Panen perdana dilakukan oleh Kelompok Tani Ukhuwah Datu Nusantara bersama mitra Tani Makmur Sejati di klaster Gondang City, Kecamatan Gangga. Hasilnya langsung mencengangkan: 500 kilogram kacang Sacha Inchi dipanen dan langsung ditransaksikan ke pembeli.

“Ini panen perdana kacang Sacha Inchi di Lombok Utara, dan langsung dilakukan transaksi pembelian sebanyak 500 kilogram. Ini menjadi langkah awal untuk hilirisasi dan pengembangan ekonomi masyarakat,” kata Direktur Utama Ukhuwah Datu Nusantara, Ustaz Suharman, Rabu (2/7).
Lebih dari sekadar panen, Ukhuwah Datu Nusantara sudah menyiapkan rencana besar. Pabrik pengolahan Sacha Inchi ditargetkan berdiri pada tahun 2026 untuk mendukung hilirisasi dan menciptakan nilai tambah bagi petani lokal.
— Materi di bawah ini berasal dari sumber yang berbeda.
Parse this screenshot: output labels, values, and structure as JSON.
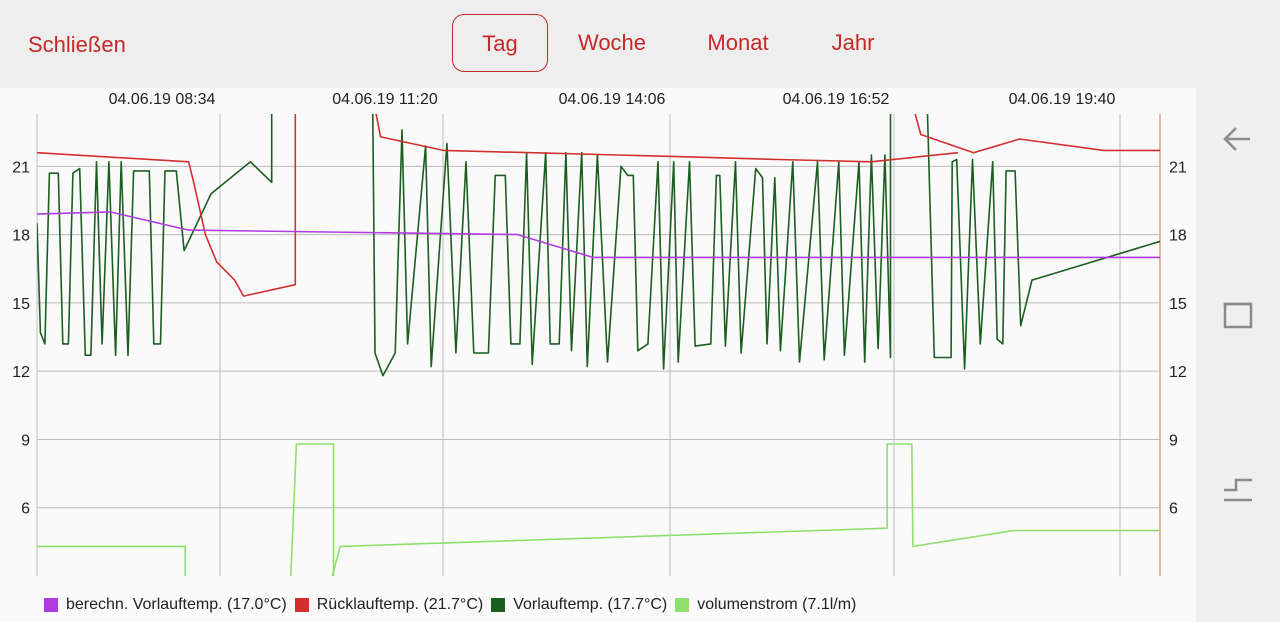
{
  "header": {
    "close_label": "Schließen",
    "tabs": [
      {
        "label": "Tag",
        "active": true
      },
      {
        "label": "Woche",
        "active": false
      },
      {
        "label": "Monat",
        "active": false
      },
      {
        "label": "Jahr",
        "active": false
      }
    ]
  },
  "colors": {
    "accent": "#c62828",
    "calc": "#b03ce0",
    "ruecklauf": "#d32f2f",
    "vorlauf": "#1b5e20",
    "volumen": "#8ee06a"
  },
  "nav": {
    "icons": [
      "back-icon",
      "recent-apps-icon",
      "home-icon"
    ]
  },
  "chart_data": {
    "type": "line",
    "x_ticks": [
      "04.06.19 08:34",
      "04.06.19 11:20",
      "04.06.19 14:06",
      "04.06.19 16:52",
      "04.06.19 19:40"
    ],
    "y_ticks": [
      6,
      9,
      12,
      15,
      18,
      21
    ],
    "ylim": [
      3,
      23.3
    ],
    "xlim": [
      0,
      1000
    ],
    "grid": true,
    "legend_position": "bottom",
    "series": [
      {
        "name": "berechn. Vorlauftemp. (17.0°C)",
        "color": "#b03ce0",
        "points": [
          [
            0,
            18.9
          ],
          [
            65,
            19.0
          ],
          [
            135,
            18.2
          ],
          [
            428,
            18.0
          ],
          [
            495,
            17.0
          ],
          [
            1000,
            17.0
          ]
        ]
      },
      {
        "name": "Rücklauftemp. (21.7°C)",
        "color": "#d32f2f",
        "segments": [
          [
            [
              0,
              21.6
            ],
            [
              135,
              21.2
            ],
            [
              140,
              20.2
            ],
            [
              150,
              18.0
            ],
            [
              160,
              16.8
            ],
            [
              176,
              16.0
            ],
            [
              184,
              15.3
            ],
            [
              230,
              15.8
            ],
            [
              230,
              23.3
            ]
          ],
          [
            [
              302,
              23.3
            ],
            [
              306,
              22.3
            ],
            [
              362,
              21.7
            ],
            [
              590,
              21.4
            ],
            [
              660,
              21.3
            ],
            [
              743,
              21.2
            ],
            [
              820,
              21.6
            ]
          ],
          [
            [
              782,
              23.3
            ],
            [
              787,
              22.4
            ],
            [
              834,
              21.6
            ],
            [
              875,
              22.2
            ],
            [
              950,
              21.7
            ],
            [
              1000,
              21.7
            ]
          ]
        ]
      },
      {
        "name": "Vorlauftemp. (17.7°C)",
        "color": "#1b5e20",
        "segments": [
          [
            [
              0,
              18.5
            ],
            [
              3,
              13.7
            ],
            [
              7,
              13.2
            ],
            [
              11,
              20.7
            ],
            [
              19,
              20.7
            ],
            [
              23,
              13.2
            ],
            [
              28,
              13.2
            ],
            [
              32,
              20.7
            ],
            [
              38,
              20.9
            ],
            [
              43,
              12.7
            ],
            [
              48,
              12.7
            ],
            [
              53,
              21.2
            ],
            [
              58,
              13.2
            ],
            [
              64,
              21.2
            ],
            [
              70,
              12.7
            ],
            [
              75,
              21.2
            ],
            [
              81,
              12.7
            ],
            [
              86,
              20.8
            ],
            [
              100,
              20.8
            ],
            [
              104,
              13.2
            ],
            [
              110,
              13.2
            ],
            [
              114,
              20.8
            ],
            [
              124,
              20.8
            ],
            [
              131,
              17.3
            ],
            [
              155,
              19.8
            ],
            [
              190,
              21.2
            ],
            [
              209,
              20.3
            ],
            [
              209,
              23.3
            ]
          ],
          [
            [
              299,
              23.3
            ],
            [
              301,
              12.8
            ],
            [
              308,
              11.8
            ],
            [
              319,
              12.8
            ],
            [
              325,
              22.6
            ],
            [
              330,
              13.2
            ],
            [
              346,
              21.9
            ],
            [
              351,
              12.2
            ],
            [
              365,
              22.0
            ],
            [
              373,
              12.8
            ],
            [
              382,
              21.2
            ],
            [
              389,
              12.8
            ],
            [
              402,
              12.8
            ],
            [
              408,
              20.6
            ],
            [
              417,
              20.6
            ],
            [
              422,
              13.2
            ],
            [
              430,
              13.2
            ],
            [
              436,
              21.6
            ],
            [
              441,
              12.3
            ],
            [
              453,
              21.6
            ],
            [
              457,
              13.2
            ],
            [
              465,
              13.2
            ],
            [
              471,
              21.6
            ],
            [
              476,
              12.9
            ],
            [
              485,
              21.6
            ],
            [
              490,
              12.2
            ],
            [
              499,
              21.5
            ],
            [
              508,
              12.4
            ],
            [
              520,
              21.0
            ],
            [
              526,
              20.6
            ],
            [
              531,
              20.6
            ],
            [
              535,
              12.9
            ],
            [
              544,
              13.2
            ],
            [
              553,
              21.2
            ],
            [
              558,
              12.1
            ],
            [
              567,
              21.2
            ],
            [
              571,
              12.4
            ],
            [
              581,
              21.2
            ],
            [
              586,
              13.1
            ],
            [
              600,
              13.2
            ],
            [
              605,
              20.6
            ],
            [
              608,
              20.6
            ],
            [
              613,
              13.1
            ],
            [
              622,
              21.2
            ],
            [
              627,
              12.8
            ],
            [
              640,
              20.9
            ],
            [
              646,
              20.5
            ],
            [
              650,
              13.2
            ],
            [
              657,
              20.5
            ],
            [
              662,
              12.9
            ],
            [
              673,
              21.2
            ],
            [
              679,
              12.4
            ],
            [
              695,
              21.2
            ],
            [
              701,
              12.5
            ],
            [
              714,
              21.2
            ],
            [
              719,
              12.7
            ],
            [
              732,
              21.2
            ],
            [
              737,
              12.4
            ],
            [
              743,
              21.5
            ],
            [
              749,
              13.0
            ],
            [
              755,
              21.5
            ],
            [
              760,
              12.6
            ],
            [
              760,
              23.3
            ]
          ],
          [
            [
              793,
              23.3
            ],
            [
              799,
              12.6
            ],
            [
              805,
              12.6
            ],
            [
              812,
              12.6
            ],
            [
              814,
              12.6
            ],
            [
              815,
              21.2
            ],
            [
              819,
              21.3
            ],
            [
              826,
              12.1
            ],
            [
              833,
              21.3
            ],
            [
              840,
              13.2
            ],
            [
              851,
              21.2
            ],
            [
              855,
              13.4
            ],
            [
              860,
              13.2
            ],
            [
              863,
              20.8
            ],
            [
              871,
              20.8
            ],
            [
              876,
              14.0
            ],
            [
              886,
              16.0
            ],
            [
              1000,
              17.7
            ]
          ]
        ]
      },
      {
        "name": "volumenstrom (7.1l/m)",
        "color": "#8ee06a",
        "segments": [
          [
            [
              0,
              4.3
            ],
            [
              132,
              4.3
            ],
            [
              132,
              3.0
            ]
          ],
          [
            [
              226,
              3.0
            ],
            [
              231,
              8.8
            ],
            [
              264,
              8.8
            ],
            [
              264,
              3.0
            ]
          ],
          [
            [
              263,
              3.0
            ],
            [
              270,
              4.3
            ],
            [
              757,
              5.1
            ],
            [
              757,
              8.8
            ],
            [
              779,
              8.8
            ],
            [
              780,
              4.3
            ],
            [
              870,
              5.0
            ],
            [
              890,
              5.0
            ],
            [
              1000,
              5.0
            ],
            [
              1000,
              7.1
            ],
            [
              1040,
              7.1
            ]
          ]
        ]
      }
    ]
  }
}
Kepala BRIDA NTB, I Gede Putu Ariyadi, memuji keberhasilan ini sebagai bentuk nyata inovasi di tengah keterbatasan geografis dan iklim NTB.
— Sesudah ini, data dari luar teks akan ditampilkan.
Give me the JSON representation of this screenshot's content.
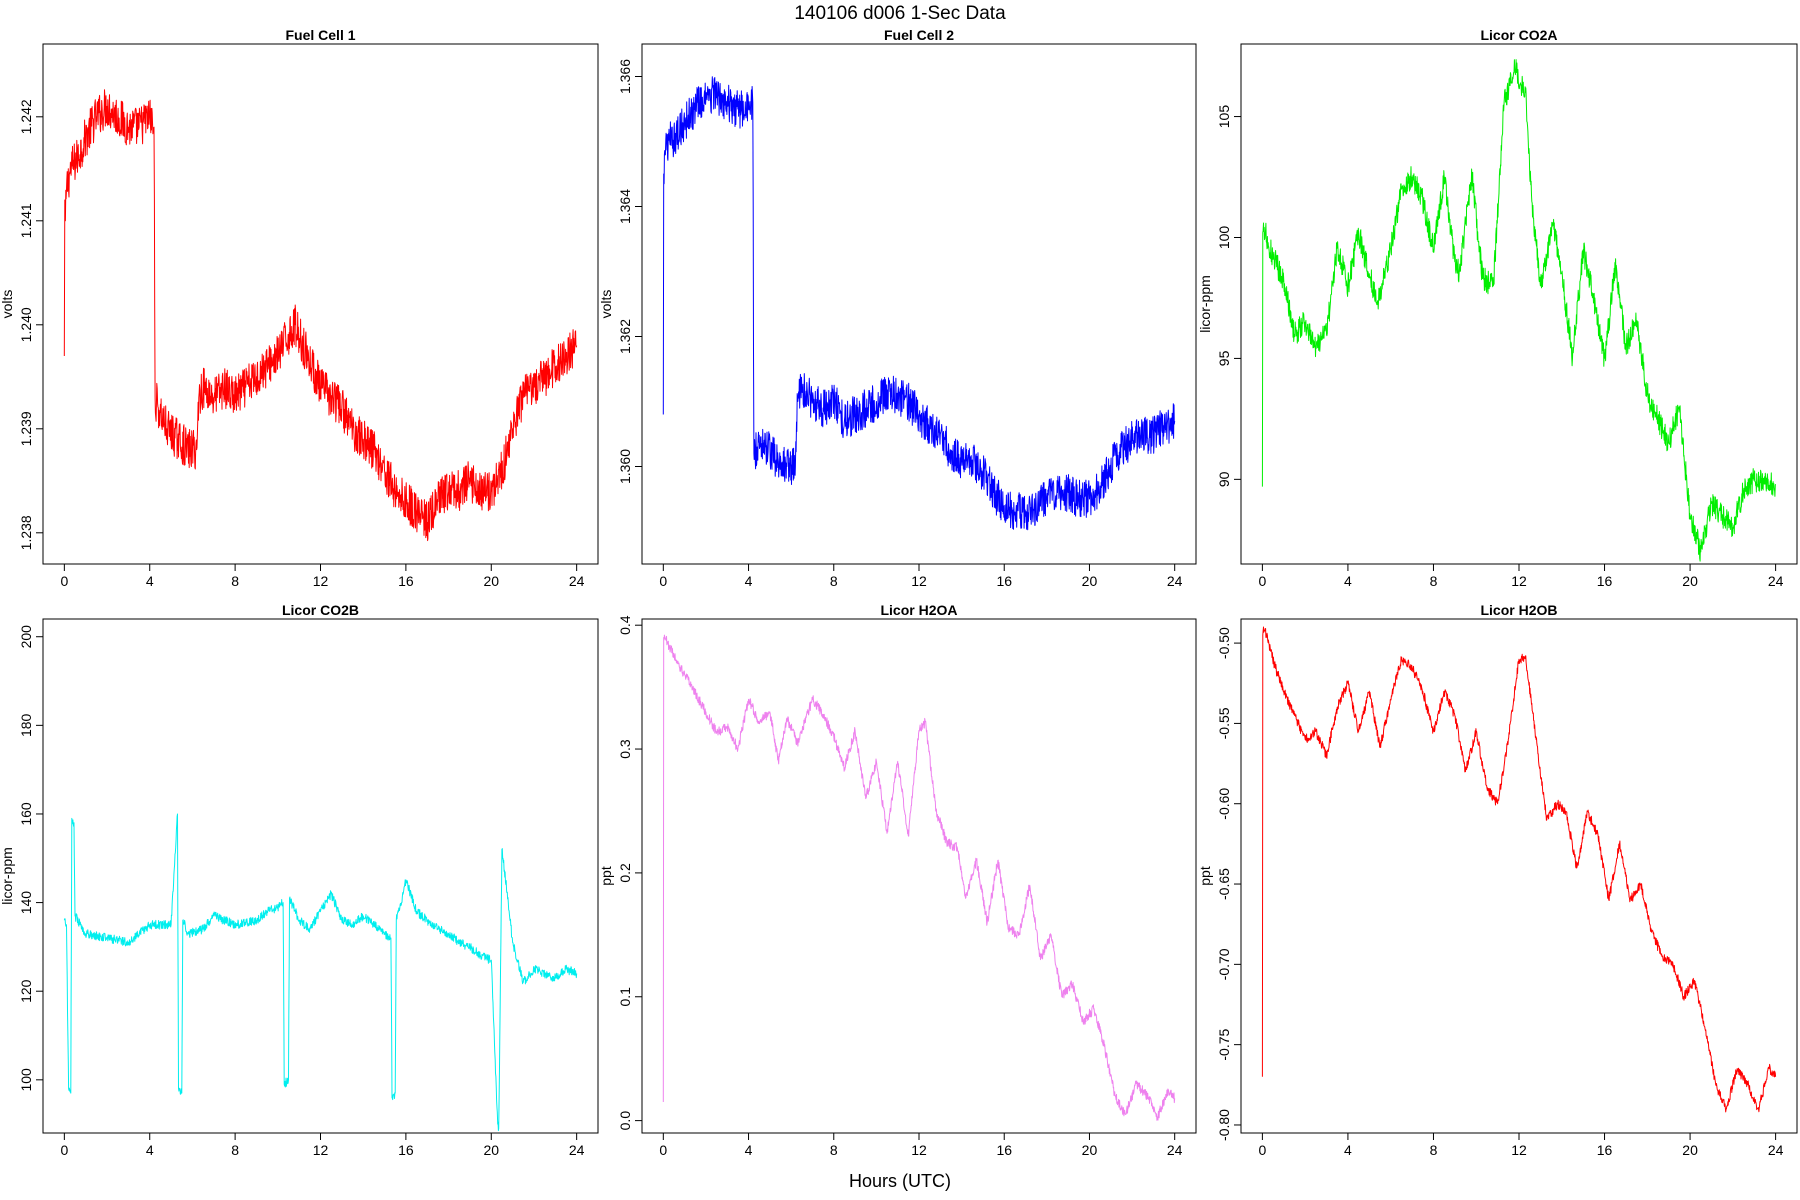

“NTB ini tanah kering dan tadah hujan. Namun justru di kondisi itu kita bisa menghadirkan tanaman dari luar seperti kurma dan Sacha Inchi. Ini menjadi contoh luar biasa bahwa kita bisa membangun industri dari bawah,” ujarnya.
Ia juga memastikan BRIDA NTB akan mendampingi pengembangan ini hingga pembangunan pabrik benar-benar terwujud dan berdampak bagi perekonomian masyarakat.
Anggota DPD RI Komite IV, Hj. Evi Apita Maya, turut menyampaikan dukungan penuh atas inisiatif ini. Menurutnya, Sacha Inchi adalah komoditas strategis yang potensial untuk diperluas ke wilayah lain, termasuk Pulau Sumbawa.
“Kacang Sacha Inchi ini adalah komoditas langka dan sangat menjanjikan. Kami di DPD RI akan mendorong pemerintah agar pengembangannya mendapat dukungan penuh, baik di Lombok Utara maupun di daerah lainnya di NTB,” tegasnya.
Dengan keberhasilan panen perdana ini, Lombok Utara kembali menegaskan posisinya sebagai pelopor pertanian inovatif di Indonesia. Setelah Kurma Datu mencuri perhatian dunia, kini Sacha Inchi menjadi langkah berikutnya menuju transformasi ekonomi berbasis komoditas unggulan global.